Но Толя остался на ночь в своей хате. Ему снился страшный сон. Большой, почему-то черный состав был оцеплен черными эсэсовцами с черными овчарками. Кричали, плакали девушки и женщины. Плакала, что-то кричала и его мать. Что — он не мог услышать. Мать тянула руки, рвалась к Толе, которого держал здоровенный немец. Пальцем немец показывал на мать, смеялся и смотрел Толе в глаза. От этого взгляда бросало в дрожь. Потому что глаза у немца были круглые, неподвижные. Как у гадюки, которую он убил когда-то в Грядках… Вот мать загнали прикладами в черный вагон, а немец, державший Толю, огромной лапищей впился ему в бок. Было больно-больно. Толя закричал. Но крика не получилось. Хотел заплакать и тоже не мог. Тогда он застонал.
Застонал и проснулся. И только теперь заплакал. Тихо и горько…

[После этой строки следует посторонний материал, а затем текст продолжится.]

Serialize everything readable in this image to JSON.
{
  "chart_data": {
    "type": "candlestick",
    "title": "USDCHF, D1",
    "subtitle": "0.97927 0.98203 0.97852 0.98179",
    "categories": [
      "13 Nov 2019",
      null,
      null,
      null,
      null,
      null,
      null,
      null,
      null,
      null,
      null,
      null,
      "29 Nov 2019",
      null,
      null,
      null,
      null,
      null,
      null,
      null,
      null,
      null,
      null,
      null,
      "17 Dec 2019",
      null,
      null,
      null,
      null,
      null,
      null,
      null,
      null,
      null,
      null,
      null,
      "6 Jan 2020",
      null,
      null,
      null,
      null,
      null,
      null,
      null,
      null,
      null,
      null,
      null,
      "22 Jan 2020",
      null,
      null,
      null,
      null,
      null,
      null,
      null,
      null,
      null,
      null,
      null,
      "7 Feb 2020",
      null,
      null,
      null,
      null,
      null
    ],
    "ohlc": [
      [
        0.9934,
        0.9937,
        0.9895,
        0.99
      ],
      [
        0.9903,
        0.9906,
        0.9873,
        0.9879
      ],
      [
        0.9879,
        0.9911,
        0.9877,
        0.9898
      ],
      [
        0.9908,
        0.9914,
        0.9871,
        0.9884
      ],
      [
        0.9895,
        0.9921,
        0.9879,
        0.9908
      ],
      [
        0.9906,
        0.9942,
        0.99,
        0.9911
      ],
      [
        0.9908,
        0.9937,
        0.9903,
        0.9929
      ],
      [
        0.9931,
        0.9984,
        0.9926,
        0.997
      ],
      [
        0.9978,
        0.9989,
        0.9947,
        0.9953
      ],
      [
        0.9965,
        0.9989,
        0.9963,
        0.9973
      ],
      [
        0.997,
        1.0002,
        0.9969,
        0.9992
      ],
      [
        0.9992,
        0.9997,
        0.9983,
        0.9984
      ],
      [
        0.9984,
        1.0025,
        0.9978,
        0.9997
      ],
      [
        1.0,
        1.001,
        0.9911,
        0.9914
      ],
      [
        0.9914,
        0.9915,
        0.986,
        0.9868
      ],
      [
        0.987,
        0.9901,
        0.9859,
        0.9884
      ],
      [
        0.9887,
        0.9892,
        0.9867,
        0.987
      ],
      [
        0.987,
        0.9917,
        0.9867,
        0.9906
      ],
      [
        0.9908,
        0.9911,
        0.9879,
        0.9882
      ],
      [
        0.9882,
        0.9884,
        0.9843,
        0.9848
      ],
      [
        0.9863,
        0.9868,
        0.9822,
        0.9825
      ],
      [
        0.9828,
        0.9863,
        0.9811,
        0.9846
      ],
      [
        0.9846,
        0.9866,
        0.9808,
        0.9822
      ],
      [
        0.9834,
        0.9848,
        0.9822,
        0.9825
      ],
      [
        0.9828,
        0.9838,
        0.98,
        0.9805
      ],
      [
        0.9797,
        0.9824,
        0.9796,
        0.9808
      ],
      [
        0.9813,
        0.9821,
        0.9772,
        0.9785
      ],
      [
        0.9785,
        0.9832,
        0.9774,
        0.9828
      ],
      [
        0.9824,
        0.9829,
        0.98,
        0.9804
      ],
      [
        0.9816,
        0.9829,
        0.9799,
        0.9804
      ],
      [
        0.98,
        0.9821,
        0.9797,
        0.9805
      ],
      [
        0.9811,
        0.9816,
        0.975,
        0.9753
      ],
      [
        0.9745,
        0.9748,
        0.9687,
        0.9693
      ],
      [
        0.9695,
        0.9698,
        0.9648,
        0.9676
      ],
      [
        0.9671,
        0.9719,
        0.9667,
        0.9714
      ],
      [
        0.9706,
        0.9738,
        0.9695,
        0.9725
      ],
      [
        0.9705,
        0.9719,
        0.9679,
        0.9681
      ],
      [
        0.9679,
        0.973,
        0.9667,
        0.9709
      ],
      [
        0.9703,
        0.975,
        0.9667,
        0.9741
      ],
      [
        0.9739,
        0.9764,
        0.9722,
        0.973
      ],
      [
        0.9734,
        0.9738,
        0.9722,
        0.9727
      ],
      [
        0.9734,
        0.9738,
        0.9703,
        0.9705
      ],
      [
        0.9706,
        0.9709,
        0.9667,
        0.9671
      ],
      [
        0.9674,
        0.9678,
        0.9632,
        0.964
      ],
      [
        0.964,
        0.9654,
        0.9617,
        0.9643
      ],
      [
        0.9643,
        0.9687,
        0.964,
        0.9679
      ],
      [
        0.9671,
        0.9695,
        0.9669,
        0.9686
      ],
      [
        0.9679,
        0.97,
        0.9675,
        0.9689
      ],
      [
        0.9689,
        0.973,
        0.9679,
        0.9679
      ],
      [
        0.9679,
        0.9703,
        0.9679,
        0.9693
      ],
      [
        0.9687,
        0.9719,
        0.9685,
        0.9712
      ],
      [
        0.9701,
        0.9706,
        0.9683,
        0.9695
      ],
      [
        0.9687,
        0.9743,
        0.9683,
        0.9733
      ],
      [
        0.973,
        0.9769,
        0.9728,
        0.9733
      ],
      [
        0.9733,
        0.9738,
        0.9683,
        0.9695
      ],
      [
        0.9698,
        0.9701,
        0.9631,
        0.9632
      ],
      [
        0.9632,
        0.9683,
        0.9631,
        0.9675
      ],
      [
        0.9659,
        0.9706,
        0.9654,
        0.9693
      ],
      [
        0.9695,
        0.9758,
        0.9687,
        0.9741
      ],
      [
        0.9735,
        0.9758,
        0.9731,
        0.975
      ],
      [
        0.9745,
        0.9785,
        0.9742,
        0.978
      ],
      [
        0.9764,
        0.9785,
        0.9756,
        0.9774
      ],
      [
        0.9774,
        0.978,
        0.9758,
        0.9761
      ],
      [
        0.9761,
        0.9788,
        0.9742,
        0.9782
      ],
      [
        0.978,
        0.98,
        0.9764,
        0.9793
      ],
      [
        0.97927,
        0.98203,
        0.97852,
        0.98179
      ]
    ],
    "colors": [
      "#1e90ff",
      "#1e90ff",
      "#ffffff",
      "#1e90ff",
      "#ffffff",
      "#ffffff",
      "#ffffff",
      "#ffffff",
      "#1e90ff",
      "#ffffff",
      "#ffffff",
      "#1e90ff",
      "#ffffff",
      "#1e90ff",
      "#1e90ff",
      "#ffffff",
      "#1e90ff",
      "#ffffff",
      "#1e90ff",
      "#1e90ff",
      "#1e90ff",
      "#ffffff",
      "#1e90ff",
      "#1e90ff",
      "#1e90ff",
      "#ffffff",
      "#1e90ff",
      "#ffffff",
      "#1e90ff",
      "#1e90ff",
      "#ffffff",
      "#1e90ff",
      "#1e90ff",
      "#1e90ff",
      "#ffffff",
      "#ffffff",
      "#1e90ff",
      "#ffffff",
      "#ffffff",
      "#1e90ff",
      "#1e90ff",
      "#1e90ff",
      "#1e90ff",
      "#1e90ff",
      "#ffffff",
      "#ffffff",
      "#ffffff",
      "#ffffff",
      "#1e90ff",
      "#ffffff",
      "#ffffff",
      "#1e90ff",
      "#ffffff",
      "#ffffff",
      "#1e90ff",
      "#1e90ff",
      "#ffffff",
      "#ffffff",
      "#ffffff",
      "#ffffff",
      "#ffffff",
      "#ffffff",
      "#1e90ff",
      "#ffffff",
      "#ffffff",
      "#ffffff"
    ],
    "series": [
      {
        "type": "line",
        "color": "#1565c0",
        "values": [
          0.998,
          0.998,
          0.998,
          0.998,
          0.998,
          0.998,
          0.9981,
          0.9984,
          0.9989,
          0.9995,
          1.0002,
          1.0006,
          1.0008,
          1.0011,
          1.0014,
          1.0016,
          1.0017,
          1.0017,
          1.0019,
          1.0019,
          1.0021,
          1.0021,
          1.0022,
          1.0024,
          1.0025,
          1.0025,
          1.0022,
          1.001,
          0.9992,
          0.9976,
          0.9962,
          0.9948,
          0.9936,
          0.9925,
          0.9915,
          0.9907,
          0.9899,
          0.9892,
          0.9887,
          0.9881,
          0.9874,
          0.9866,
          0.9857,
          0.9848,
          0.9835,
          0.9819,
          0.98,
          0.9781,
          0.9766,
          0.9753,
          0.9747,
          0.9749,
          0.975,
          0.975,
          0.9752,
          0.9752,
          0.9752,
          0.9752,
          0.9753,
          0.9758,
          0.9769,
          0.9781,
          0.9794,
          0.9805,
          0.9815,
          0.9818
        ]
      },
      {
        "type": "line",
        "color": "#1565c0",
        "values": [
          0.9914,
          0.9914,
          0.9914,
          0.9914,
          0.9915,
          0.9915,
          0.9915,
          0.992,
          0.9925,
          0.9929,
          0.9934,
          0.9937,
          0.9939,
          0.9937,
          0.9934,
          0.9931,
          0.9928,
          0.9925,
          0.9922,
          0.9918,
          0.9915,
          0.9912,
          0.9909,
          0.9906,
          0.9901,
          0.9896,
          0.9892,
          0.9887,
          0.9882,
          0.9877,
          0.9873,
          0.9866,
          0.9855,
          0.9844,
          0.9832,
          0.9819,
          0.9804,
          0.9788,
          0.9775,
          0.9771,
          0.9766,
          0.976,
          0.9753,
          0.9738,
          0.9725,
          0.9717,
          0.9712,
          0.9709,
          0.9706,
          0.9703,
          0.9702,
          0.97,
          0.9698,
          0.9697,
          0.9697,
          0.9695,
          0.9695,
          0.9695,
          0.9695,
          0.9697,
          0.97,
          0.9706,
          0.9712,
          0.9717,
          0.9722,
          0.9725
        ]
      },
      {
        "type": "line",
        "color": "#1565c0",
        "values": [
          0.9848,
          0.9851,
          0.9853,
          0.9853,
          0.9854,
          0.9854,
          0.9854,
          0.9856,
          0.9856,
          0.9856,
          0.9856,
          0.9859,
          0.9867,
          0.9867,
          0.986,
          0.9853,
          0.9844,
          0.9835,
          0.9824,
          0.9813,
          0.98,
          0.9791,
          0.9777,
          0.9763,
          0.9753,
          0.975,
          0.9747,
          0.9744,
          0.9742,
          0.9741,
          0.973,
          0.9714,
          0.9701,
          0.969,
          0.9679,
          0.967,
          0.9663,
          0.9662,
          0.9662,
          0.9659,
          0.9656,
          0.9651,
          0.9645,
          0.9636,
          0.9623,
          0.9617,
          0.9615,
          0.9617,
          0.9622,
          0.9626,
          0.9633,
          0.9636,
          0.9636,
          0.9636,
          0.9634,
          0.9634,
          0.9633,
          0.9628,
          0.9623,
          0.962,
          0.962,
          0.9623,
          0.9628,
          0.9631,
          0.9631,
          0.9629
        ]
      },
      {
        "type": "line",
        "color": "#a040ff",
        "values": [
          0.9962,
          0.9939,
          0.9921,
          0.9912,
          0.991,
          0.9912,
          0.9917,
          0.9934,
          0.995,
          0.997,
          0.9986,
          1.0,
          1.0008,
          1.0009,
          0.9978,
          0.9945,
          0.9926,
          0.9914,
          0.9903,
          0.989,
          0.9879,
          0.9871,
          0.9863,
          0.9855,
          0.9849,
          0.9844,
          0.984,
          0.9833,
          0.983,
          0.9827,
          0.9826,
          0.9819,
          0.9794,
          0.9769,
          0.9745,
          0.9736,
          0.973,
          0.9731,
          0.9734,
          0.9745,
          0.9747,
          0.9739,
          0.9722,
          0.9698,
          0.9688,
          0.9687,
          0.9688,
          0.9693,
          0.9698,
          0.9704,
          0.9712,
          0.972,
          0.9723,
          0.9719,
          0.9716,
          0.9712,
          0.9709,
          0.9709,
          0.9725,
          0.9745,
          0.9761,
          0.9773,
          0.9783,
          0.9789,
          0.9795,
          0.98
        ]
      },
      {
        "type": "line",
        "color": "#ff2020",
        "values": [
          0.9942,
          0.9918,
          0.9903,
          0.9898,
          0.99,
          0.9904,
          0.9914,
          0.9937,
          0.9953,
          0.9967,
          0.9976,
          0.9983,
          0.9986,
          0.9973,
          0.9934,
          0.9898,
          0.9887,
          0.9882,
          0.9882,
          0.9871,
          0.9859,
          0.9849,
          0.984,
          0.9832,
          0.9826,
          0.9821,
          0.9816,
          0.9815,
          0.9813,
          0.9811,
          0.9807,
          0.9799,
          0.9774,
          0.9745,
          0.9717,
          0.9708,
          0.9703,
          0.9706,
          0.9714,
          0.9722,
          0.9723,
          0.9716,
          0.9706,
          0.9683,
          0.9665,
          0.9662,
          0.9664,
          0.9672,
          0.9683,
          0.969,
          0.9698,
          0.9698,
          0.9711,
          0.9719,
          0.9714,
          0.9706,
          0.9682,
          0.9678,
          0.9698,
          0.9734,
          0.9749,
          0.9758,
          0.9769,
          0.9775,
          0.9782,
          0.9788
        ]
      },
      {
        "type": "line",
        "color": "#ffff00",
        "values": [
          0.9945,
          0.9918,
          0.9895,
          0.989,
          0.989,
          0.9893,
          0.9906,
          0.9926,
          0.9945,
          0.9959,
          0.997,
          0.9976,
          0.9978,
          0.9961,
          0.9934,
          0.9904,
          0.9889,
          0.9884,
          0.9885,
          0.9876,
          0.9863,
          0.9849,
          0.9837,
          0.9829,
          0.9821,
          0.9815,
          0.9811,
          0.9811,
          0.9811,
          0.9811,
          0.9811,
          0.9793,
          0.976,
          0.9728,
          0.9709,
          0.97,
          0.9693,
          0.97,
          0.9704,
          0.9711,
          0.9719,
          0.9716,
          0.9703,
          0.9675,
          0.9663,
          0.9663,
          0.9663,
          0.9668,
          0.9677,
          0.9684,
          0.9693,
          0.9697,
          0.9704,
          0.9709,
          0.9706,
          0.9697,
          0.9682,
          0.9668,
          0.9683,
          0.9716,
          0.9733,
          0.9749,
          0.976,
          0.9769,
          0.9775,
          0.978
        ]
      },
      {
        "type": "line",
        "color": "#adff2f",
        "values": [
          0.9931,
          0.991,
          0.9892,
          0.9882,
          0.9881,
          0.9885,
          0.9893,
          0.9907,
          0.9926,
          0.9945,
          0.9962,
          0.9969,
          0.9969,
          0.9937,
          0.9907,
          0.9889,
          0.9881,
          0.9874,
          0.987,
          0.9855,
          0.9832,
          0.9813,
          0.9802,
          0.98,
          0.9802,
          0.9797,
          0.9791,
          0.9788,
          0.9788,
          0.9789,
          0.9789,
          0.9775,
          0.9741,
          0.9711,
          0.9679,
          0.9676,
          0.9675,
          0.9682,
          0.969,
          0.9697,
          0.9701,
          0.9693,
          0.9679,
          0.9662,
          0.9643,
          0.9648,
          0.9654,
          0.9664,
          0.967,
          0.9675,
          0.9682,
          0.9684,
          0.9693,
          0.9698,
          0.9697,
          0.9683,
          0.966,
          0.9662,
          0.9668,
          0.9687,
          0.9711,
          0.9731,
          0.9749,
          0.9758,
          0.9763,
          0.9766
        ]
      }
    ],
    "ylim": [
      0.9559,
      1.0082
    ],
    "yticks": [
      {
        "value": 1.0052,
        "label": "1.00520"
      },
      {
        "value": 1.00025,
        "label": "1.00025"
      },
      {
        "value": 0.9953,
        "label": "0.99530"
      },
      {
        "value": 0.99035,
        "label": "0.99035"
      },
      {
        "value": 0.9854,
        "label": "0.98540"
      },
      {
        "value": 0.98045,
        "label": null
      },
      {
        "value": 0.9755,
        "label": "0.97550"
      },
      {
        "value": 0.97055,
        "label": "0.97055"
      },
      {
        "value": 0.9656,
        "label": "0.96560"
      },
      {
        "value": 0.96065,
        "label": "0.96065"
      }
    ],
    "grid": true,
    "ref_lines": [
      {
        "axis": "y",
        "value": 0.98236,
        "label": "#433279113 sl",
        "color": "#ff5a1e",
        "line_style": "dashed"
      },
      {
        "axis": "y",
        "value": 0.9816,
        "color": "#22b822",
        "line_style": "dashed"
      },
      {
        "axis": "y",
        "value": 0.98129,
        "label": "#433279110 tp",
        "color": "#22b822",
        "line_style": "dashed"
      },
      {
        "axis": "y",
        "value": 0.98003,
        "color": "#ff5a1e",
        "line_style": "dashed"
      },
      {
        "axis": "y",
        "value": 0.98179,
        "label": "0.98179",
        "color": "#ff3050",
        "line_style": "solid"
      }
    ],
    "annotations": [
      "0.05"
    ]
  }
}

Утром он опять поехал в Грядки, а когда возвратился, его уже поджидала тетка Параска.
"Пошли, детка, пошли к нам. Не упрямься так. У меня у самой сердце разрывается".
Не послушался Толя. Замкнулся, ушел в себя. Делал все, как было заведено, а мысли его были далеко-далеко. Представлял себя где-нибудь у железки. В руках винтовка. Стебель, гребень, рукоятка. Вот он загоняет патрон в патронник. Ждет, пока ближе надвинется черная громадина паровоза. Стреляет. Из пробитого паровозного котла свищет пар. Эшелон останавливается. Толя бежит вдоль него открывать вагоны. В первом же находит маму. Она спрыгивает на землю, произносит: "Сынок!" Обнимает Толю, и он прижимается к ней.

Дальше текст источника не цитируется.